Suisse. Les acquittements dans la plainte pénale en diffamation du groupe Kolmar sont un pas vers la justice

En réaction à la décision prise aujourd’hui par le tribunal de district de Berne-Mittelland de rejeter les accusations de diffamation et d’acquitter les trois auteur·rice·x·s d’un rapport alléguant que le groupe Kolmar pourrait avoir violé le droit international en achetant du pétrole libyen de contrebande, Mark Dummett, directeur du programme Économie et droits humains d’Amnesty International, a déclaré :

« La décision du tribunal d’acquitter les auteur·rice·x·s du rapport, qui exerçaient leur droit d’enquêter sur les activités d’une multinationale, est une étape vers la protection du droit à la liberté d’expression et du travail des défenseur·e·x·s des droits humains qui tentent d’amener les entreprises à rendre des comptes. »

La décision du tribunal d’acquitter les auteur·rice·x·s du rapport, qui exerçaient leur droit d’enquêter sur les activités d’une multinationale, est une étape vers la protection du droit à la liberté d’expression et du travail des défenseur·e·x·s des droits humains qui tentent d’amener les entreprises à rendre des comptes.

Mark Dummett, directeur du programme Économie et droits humains d'Amnesty International

Amnesty International fait partie de plus d’une vingtaine d’organisations non gouvernementales qui ont uni leurs voix pour saluer cet acquittement. Toutes ces organisations sont préoccupées par l’effet dissuasif que des affaires comme celle-ci, intentées par de puissantes multinationales, ont sur la capacité des organisations de la société civile, des journalistes et des défenseur·e·x·s des droits humains à enquêter sur les actes répréhensibles commis par les entreprises. 

« Le dépôt par Kolmar de plaintes pénales et civiles contre les auteur·rice·x·s et les éditeur·rice·x·s du rapport porte les caractéristiques d’une procédure-bâillon (appelée aussi SLAPP – poursuite stratégique contre la participation publique) par laquelle les entreprises et d’autre parties cherchent à user de leur pouvoir et leur richesse disproportionnés pour intimider et faire taire les critiques au moyen d’un litige prolongé et agressif. Le procès civil en cours de Kolmar constitue toujours une menace existentielle pour Public Eye et TRIAL International, les organisations non gouvernementales qui ont publié le rapport. »

« Suite à la décision d’aujourd’hui, Kolmar se doit d’assumer sa responsabilité de respecter les droits humains et s’abstenir de faire recours contre cette décision et en renonçant à la procédure civile liée à cette affaire. Nous demandons instamment aux autorités suisses de prendre toutes les mesures nécessaires pour veiller à ce que les multinationales ne puissent plus utiliser les lois de façon abusive pour réduire au silence et intimider les défenseur·e·x·s des droits humains. » 

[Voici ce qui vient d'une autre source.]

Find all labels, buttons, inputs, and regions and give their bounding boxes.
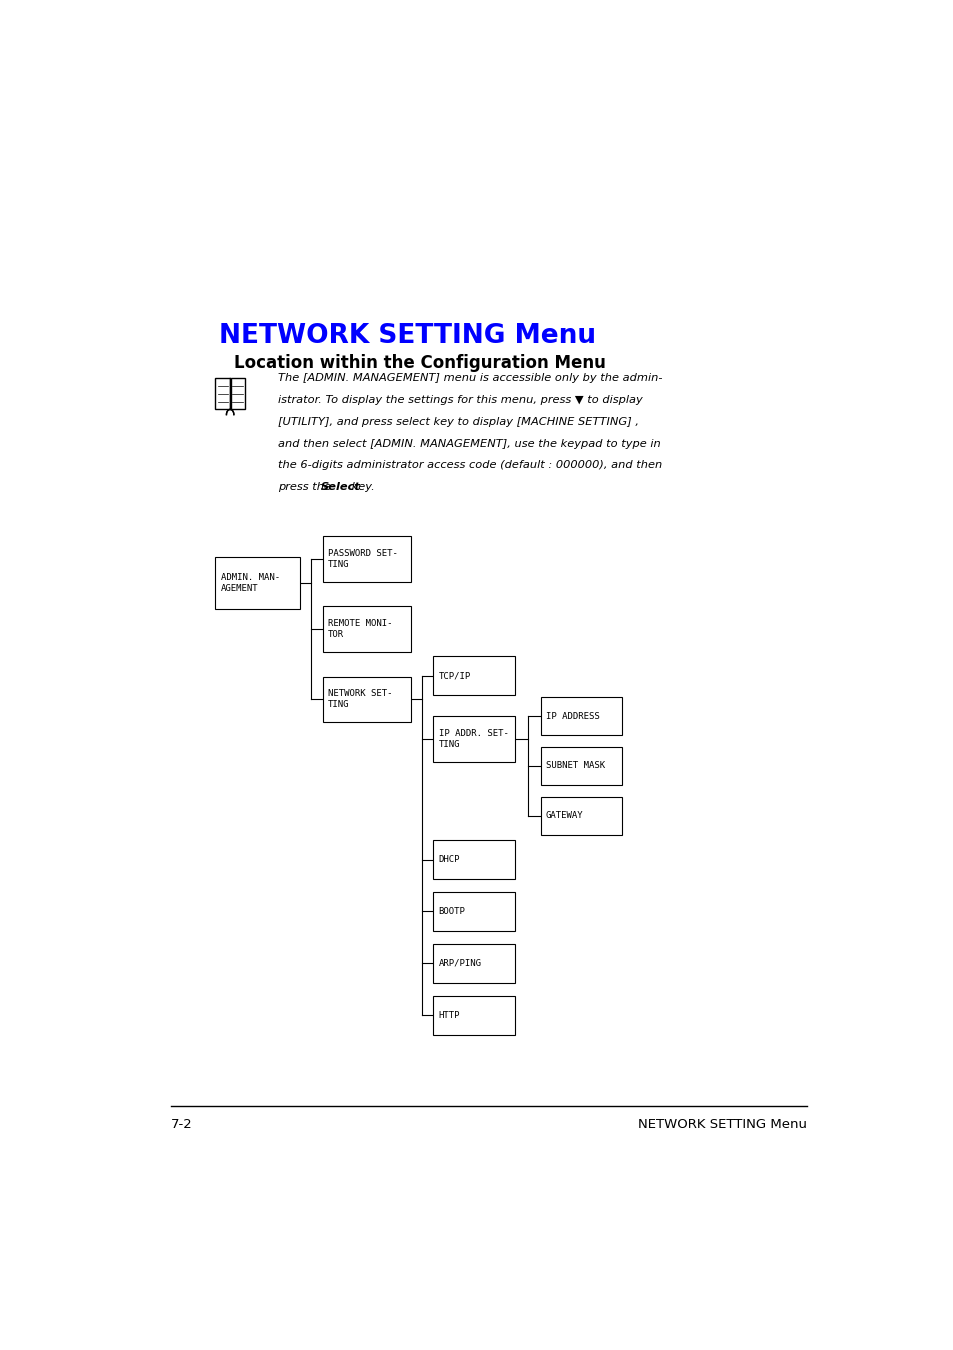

« Dans un premier temps, la Suisse doit veiller à ce que la diffamation ne soit plus considérée comme une infraction pénale. Elle devrait également mettre en place un cadre juridique complet pour fournir des garanties contre les procédures-bâillons, notamment en prévoyant une procédure de rejet rapide. »

Contexte

Le tribunal de district de Berne-Mittelland a acquitté ce matin les trois auteur·rice·x·s de l’accusation de diffamation dans la procédure pénale liée à un rapport publié par les ONG Public Eye et TRIAL International en 2020 et intitulé Libyan fuel smuggling : a Swiss trader sailing through troubled waters (Contrebande de gasoil libyen : un négociant suisse navigue en eaux troubles). Le rapport alléguait que Kolmar, un groupe de négoce et de raffinage de pétrole domicilié en Suisse, pourrait avoir violé le droit international en achetant du carburant provenant d’un réseau d’intermédiaires accusés de contrebande de gasoil depuis la raffinerie de Zawiya pendant la guerre civile en Libye.

Kolmar a nié avoir eu connaissance d’activités illégales associées à son acquisition de carburant en Libye. Une action civile en diffamation intentée par Kolmar contre les éditeur·rice·x·s et les auteur·rice·x·s réclame 1,8 million de dollars américains de dommages et intérêts. Elle est toujours en cours.